Learning with sparse rewards remains a significant challenge in reinforcement learning (RL), especially when the aim is to train a policy capable of achieving multiple different goals. To date, the most successful approaches for dealing with multi-goal, sparse reward environments have been model-free RL algorithms. In this work we propose PlanGAN, a model-based algorithm specifically designed for solving multi-goal tasks in environments with sparse rewards. Our method builds on the fact that any trajectory of experience collected by an agent contains useful information about how to achieve the goals observed during that trajectory. We use this to train an ensemble of conditional generative models (GANs) to generate plausible trajectories that lead the agent from its current state towards a specified goal. We then combine these imagined trajectories into a novel planning algorithm in order to achieve the desired goal as efficiently as possible. The performance of PlanGAN has been tested on a number of robotic navigation/manipulation tasks in comparison with a range of model-free reinforcement learning baselines, including Hindsight Experience Replay. Our studies indicate that PlanGAN can achieve comparable performance whilst being around 4-8 times more sample efficient.

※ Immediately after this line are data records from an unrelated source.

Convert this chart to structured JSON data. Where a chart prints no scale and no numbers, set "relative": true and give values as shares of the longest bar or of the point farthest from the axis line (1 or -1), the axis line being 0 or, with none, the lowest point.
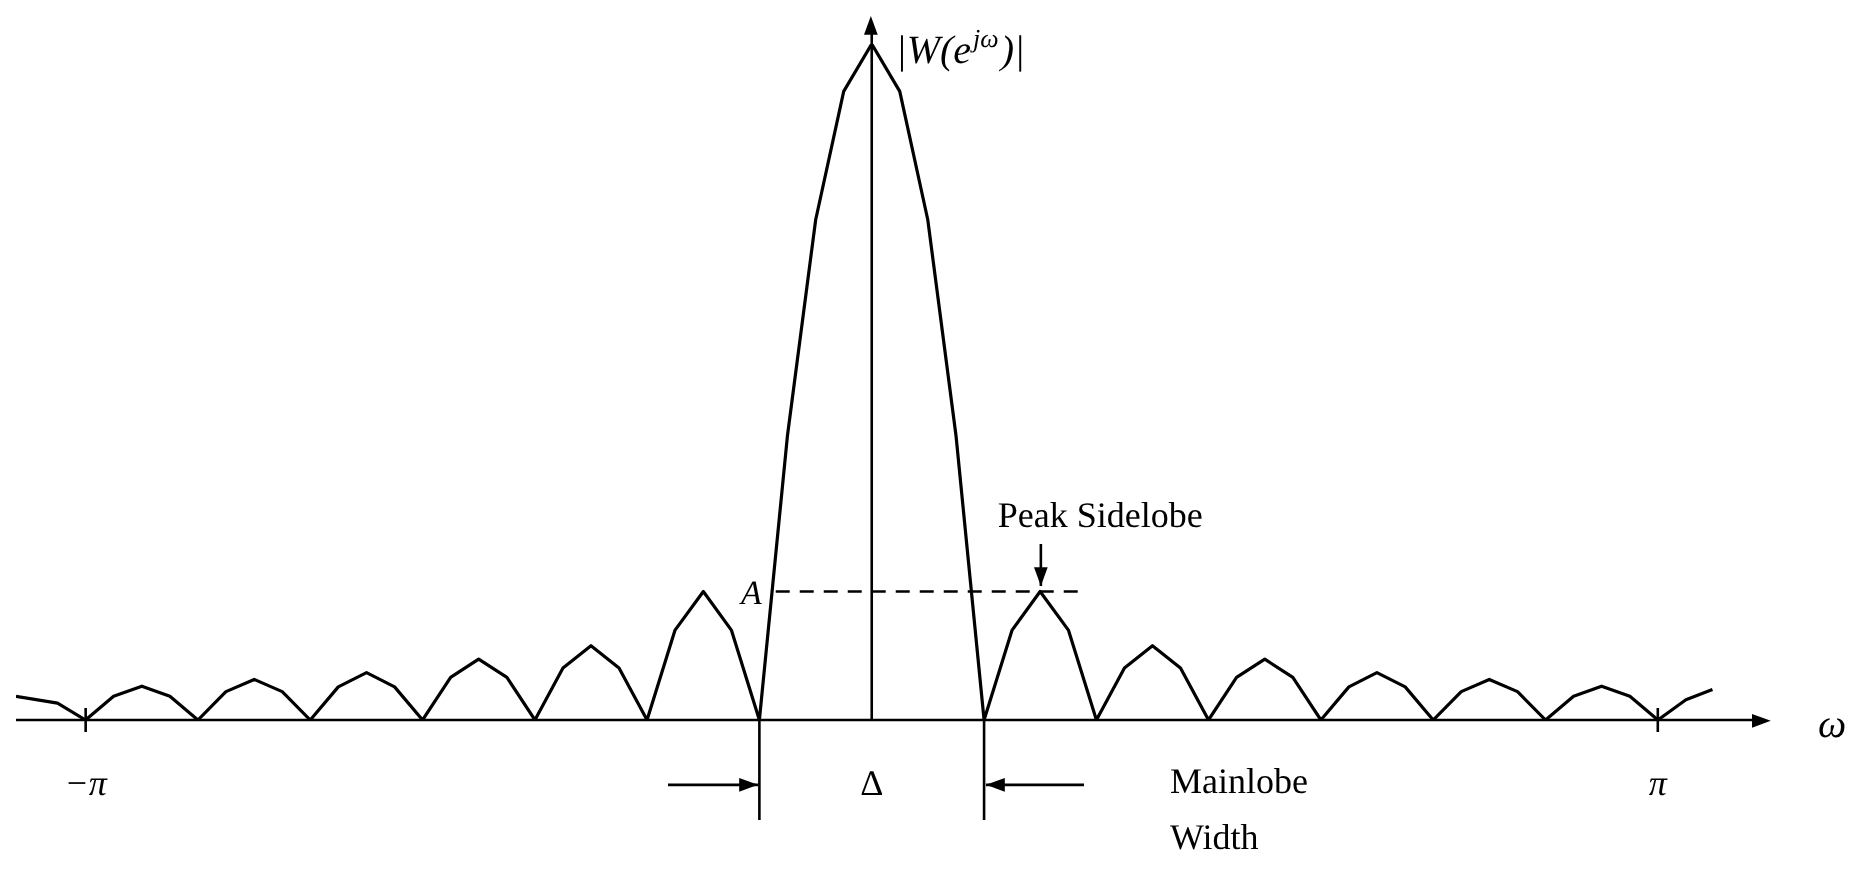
{
  "chart_data": {
    "type": "line",
    "relative": true,
    "ylabel": "|W(e$^{jω}$)|",
    "xlabel": "ω",
    "x": [
      -3.42,
      -3.254,
      -3.142,
      -3.03,
      -2.917,
      -2.805,
      -2.693,
      -2.581,
      -2.468,
      -2.356,
      -2.244,
      -2.132,
      -2.019,
      -1.907,
      -1.795,
      -1.683,
      -1.571,
      -1.458,
      -1.346,
      -1.234,
      -1.122,
      -1.01,
      -0.898,
      -0.786,
      -0.673,
      -0.561,
      -0.449,
      -0.337,
      -0.224,
      -0.112,
      0,
      0.112,
      0.224,
      0.337,
      0.449,
      0.561,
      0.673,
      0.786,
      0.898,
      1.01,
      1.122,
      1.234,
      1.346,
      1.458,
      1.571,
      1.683,
      1.795,
      1.907,
      2.019,
      2.132,
      2.244,
      2.356,
      2.468,
      2.581,
      2.693,
      2.805,
      2.917,
      3.03,
      3.142,
      3.254,
      3.36
    ],
    "series": [
      {
        "color": "#000000",
        "values": [
          0.035,
          0.025,
          0,
          0.035,
          0.05,
          0.035,
          0,
          0.042,
          0.06,
          0.042,
          0,
          0.049,
          0.07,
          0.049,
          0,
          0.063,
          0.09,
          0.063,
          0,
          0.077,
          0.11,
          0.077,
          0,
          0.133,
          0.19,
          0.133,
          0,
          0.42,
          0.74,
          0.93,
          1,
          0.93,
          0.74,
          0.42,
          0,
          0.133,
          0.19,
          0.133,
          0,
          0.077,
          0.11,
          0.077,
          0,
          0.063,
          0.09,
          0.063,
          0,
          0.049,
          0.07,
          0.049,
          0,
          0.042,
          0.06,
          0.042,
          0,
          0.035,
          0.05,
          0.035,
          0,
          0.03,
          0.045
        ]
      }
    ],
    "xlim": [
      -3.42,
      3.59
    ],
    "xticks": [
      {
        "value": -3.1416,
        "label": "−π"
      },
      {
        "value": 3.1416,
        "label": "π"
      }
    ],
    "ref_lines": [
      {
        "axis": "y",
        "value": 0.19,
        "label": "A",
        "line_style": "dashed"
      }
    ],
    "annotations": [
      {
        "text": "Peak Sidelobe",
        "x": 0.673,
        "y": 0.19
      },
      "Δ",
      "Mainlobe Width"
    ]
  }
}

This paper proposes a probabilistic planner that can solve goal-conditional tasks such as complex continuous control problems. The approach reaches state-of-the-art performance when compared to current deep reinforcement learning algorithms. However, the method relies on an ensemble of deep generative models and is computationally intensive. It would be interesting to reproduce the results presented in this paper on their robotic manipulation and navigation problems as these are very challenging problems that current reinforcement learning methods cannot easily solve (and when they do, they require a significantly larger number of experiences). Can the results be reproduced out-of-the-box with the provided code?
They should focus on the model parameters such as the number of GANs, and the roll-out horizon.